Die Europäische Zentralbank hat in überraschend deutlichen Worten vor schweren Verwerfungen an den Finanzmärkten gewarnt. In ihrem am Donnerstag veröffentlichten Financial Stability Review liefert sie eine ungeschminkte Zustandsbeschreibung der gegenwärtigen Situation. Demnach habe sich das Risiko einer „abrupten“ Korrektur an den Anlagemärkten „intensiviert“. Grund dafür sei eine gestiegene politische Unsicherheit, welche Banken, die Finanzstabilität und das Wirtschaftswachstum bedrohe.

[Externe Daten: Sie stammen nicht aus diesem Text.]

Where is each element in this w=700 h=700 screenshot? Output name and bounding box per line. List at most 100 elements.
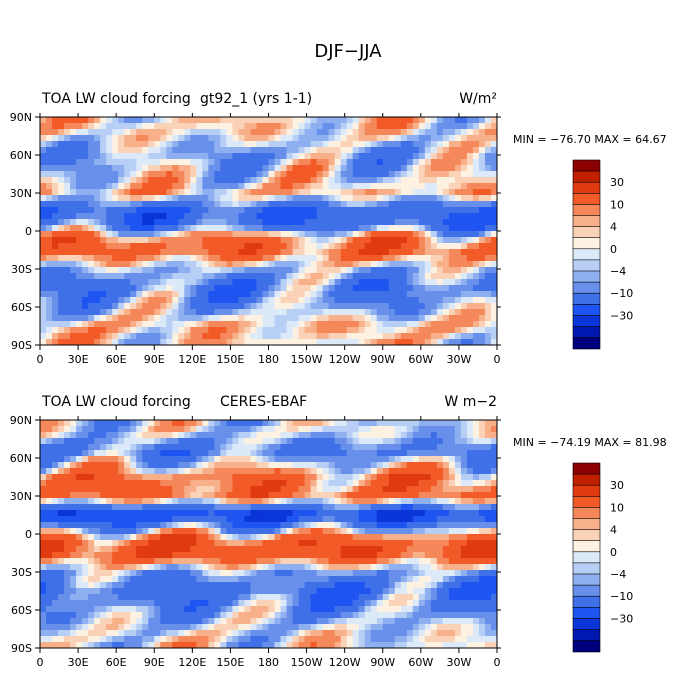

„Mehr Volatilität in naher Zukunft ist wahrscheinlich und das Potential eines abrupten Abschwungs bleibt signifikant aufgrund der erhöhten geopolitischen Unsicherheit weltweit und den unterschwelligen Marktverwerfungen in den Schwellenländern.“ Diese Faktoren könnten zusammen mit zahlreichen wichtigen Wahlen – wie dem Verfassungs-Referendum in Italien Anfang Dezember, den Parlamentswahlen in Frankreich und den Niederlanden im Frühjahr 2017 und der Bundestagswahl im Herbst 2017 – „eine weltweite Risikoaversion entzünden und einen großen Vertrauensverlust auslösen.“ Diese Unsicherheiten könnten sich negativ für Staaten oder Banken auswirken, die unter hohen Schuldenständen leiden.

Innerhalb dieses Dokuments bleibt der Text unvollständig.